I'm four."I'm crazy." Crazy as in spontaneous, or crazy like the woman at the supermarket who screams at pigeons?
"I deserve the best." Which is why you're still single."I like bad boys." Terrific!
Normally, on Hinge you're free to use whatever opening line you want — it shows you mutual friends and interests then gives you a blank canvas to write whatever you want.
But for one month, Hinge gave a random 22% of users the option to use a clever prewritten opening line in addition to writing their own messages. They then tracked which of those prewritten lines were most likely to get a reply, using the data to determine which lines worked best based on gender, location, and how fast you sent a message after getting a match.
My neighbour makes a fine living as a crack dealing, abusive, murdering pimp."I want a nice guy." Provided he's a modern Adonis with a bank account in the billions and I never have to work another day in my life.

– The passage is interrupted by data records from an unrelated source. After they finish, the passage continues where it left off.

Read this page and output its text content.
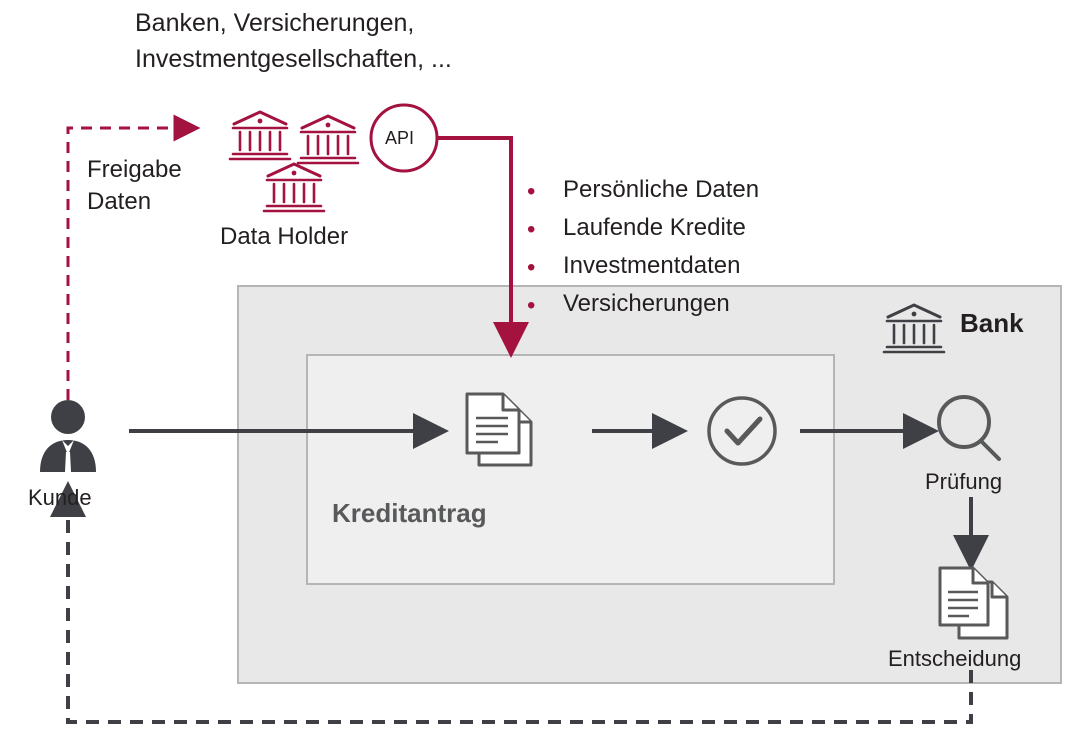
Banken, Versicherungen,
Investmentgesellschaften, ...
Freigabe
Daten
Data Holder
API
• Persönliche Daten
• Laufende Kredite
• Investmentdaten
• Versicherungen
Bank
Kreditantrag
Prüfung
Entscheidung
Kunde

Just want to meet a NICE, SMART, MATURE, CLEAN, HONEST, COMPASSIONATE woman. Hard working, honest, fun loving guy hoping to find someone nice and see where things go.
LOL Only kidding you."I look ten years younger than my age."(So do I, if the lighting is dim enough, your glasses are in your purse and you've had a half litre of red wine.
I enjoy watching the water at many beaches and just along the shore and whatever time of year--no one is walking. Now, if someone says they like something how come they are never out doing it? Guys are to lazy to climb up to the get a good one..... The whine about at least answering mail if someone contacts. Probably a nicer one than you'd hear if you really wanted "honesty".
If they were they just might meet someone who honestly enjoys the same thing and not out to impress you by saying they like it. My least favourite is the "I look younger than my age".
" actually worked just as well as the clever prewritten lines.I don't get the whole lying about your age thing, you should embrace it, and be thankful for every birthday you are here to celebrate.I do love the women that have the half naked pictures on their profiles and then get upset when men speak of pics, or want to maybe 'hook up'. However, women don't mind waiting — there's only a 5% drop in the chance she'll respond if you wait six hours. ) to respond to messages that were assertive in tone, and a straightforward invitation, like "drinks soon? "Women were 40% more likely to respond if the message somehow involved food. Choose: adult treehouse or the ability to talk to animals? C.'s top two lines — apparently anything cheese-related works on Washingtonians (average of 58% higher likelihood of response): Do you string your string cheese or bite it? (best performing line) Another data point they examined was how long you should wait to message someone after you get a match. They found men are impatient: If you don't message within six hours of matching, the likelihood that he'll respond drops by 25%. You can only keep one: Jon Stewart, Stephen Colbert, or John Oliver? (average of 45% higher likelihood of response): How was your 2004?